I just got back from the SharePoint Saturday speaker’s dinner. I’m not actually speaking this year, but I got to because I’m one of the organizers. It was good to meet a handful of new people. Dinner was a nice salad, a completely uninspired and practically unseasoned vegetable pasta dish, and sweet potato fries with an ungodly amount of salt on them—but I knew Greg’s Grill would be like that. They just don’t go out of their way to cater to vegans—their thing is steaks. And we get to go back there tomorrow for SharePint. Rats. I really pulled hard for Broken Top Bottle Shop, which was much better in a variety of ways—location, food, beer, atmosphere, staff—but my co-organizers just wouldn’t go for it.
This was the first time in a long time that I have eaten dinner with non vegans. I had to consciously look away from their slabs of used-to-be cow and try to not to think A. How gross, and B. How sad it is that they’re blithely eating the body of a smart, conscious creature who was tortured and then killed, merely for a taste preference—and one that is grossly unhealthy for you at that. These are otherwise smart people, and I used to be one of them, so I try not to be too hard on them. I did wear my “Wings are for flying, not frying” shirt as a sort of passive protest. But I doubt anyone even noticed, or cared. The whole thing is frustrating and now I’m bummed out.
At least tomorrow there will be vegan options all day long, because I was in charge of catering. Ha! If I were really brave, I would have ordered all vegan food.
Makes me think of this Op-ed I read recently that highlights how lonely veganism can be sometimes.
Try to imagine what it feels like to be a part of a very small minority that shares common values. When I tell people I’m vegan they look at me as though I’d just landed from Mars, roll their eyes as though I had done something wrong and look at me as if I’m judging them – as if the ideological choice is about them and not the animals. Being vegan means that sometimes you feel lonely even among close friends and family. There is a huge ideological gap between you and almost the entire world around you. The worst is when an argument about morals begins.

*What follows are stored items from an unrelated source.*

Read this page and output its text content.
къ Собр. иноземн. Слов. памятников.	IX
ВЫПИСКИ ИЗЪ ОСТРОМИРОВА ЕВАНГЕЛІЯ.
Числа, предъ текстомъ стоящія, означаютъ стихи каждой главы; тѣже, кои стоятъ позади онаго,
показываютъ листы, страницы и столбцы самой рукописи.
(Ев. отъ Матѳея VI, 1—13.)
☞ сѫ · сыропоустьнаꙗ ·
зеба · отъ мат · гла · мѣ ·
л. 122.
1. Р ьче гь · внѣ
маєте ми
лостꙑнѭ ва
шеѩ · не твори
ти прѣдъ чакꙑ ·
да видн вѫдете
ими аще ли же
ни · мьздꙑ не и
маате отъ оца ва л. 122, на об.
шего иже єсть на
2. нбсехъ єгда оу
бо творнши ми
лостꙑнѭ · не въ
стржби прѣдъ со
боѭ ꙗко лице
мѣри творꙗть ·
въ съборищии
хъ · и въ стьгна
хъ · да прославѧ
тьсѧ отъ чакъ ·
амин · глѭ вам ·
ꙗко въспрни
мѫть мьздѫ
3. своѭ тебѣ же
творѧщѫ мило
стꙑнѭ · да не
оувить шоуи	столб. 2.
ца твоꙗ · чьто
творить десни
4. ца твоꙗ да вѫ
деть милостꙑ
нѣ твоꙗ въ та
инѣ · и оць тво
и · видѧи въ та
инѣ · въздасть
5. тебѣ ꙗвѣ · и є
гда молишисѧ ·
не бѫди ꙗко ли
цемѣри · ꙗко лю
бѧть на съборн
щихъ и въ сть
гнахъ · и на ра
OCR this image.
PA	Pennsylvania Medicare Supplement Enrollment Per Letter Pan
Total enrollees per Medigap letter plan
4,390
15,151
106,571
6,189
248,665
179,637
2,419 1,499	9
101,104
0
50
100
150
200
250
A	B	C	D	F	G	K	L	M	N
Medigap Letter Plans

As a lawyer and lecturer I’m used to arguments, but this is not just an argument, it is a repressed war. And when it rears its head, even for a moment, it is very painful and reminds me of how separated I am, ideologically, from most everyone else. I sit next to those closest to me while they are eating meat and I do what I used to do back when I also ate meat: Repress my emotions. Imagine that you are the only one at the table who believes in this very important value, and that value is being eaten at that same table. All I can do is look at my loved ones and remember that they too have morals. A person can eat meat and contribute to the world in a thousands different ways: Charity, generosity, love (for animals as well), integrity, compassion. There are so many good people in the world.
And then I look at myself and think: ‘You’re no saint either.’ Vegans hurt animals in so many ways, unintentionally. And what is it that I am really doing for the animals? Close to nothing; a monthly donation to animal welfare organizations and veganism. When I walk past a chicken coop, a cowshed or a stray dog I remember how meager my contribution to animal welfare really is. Veganism merely reduces the harm I am causing to the animal world.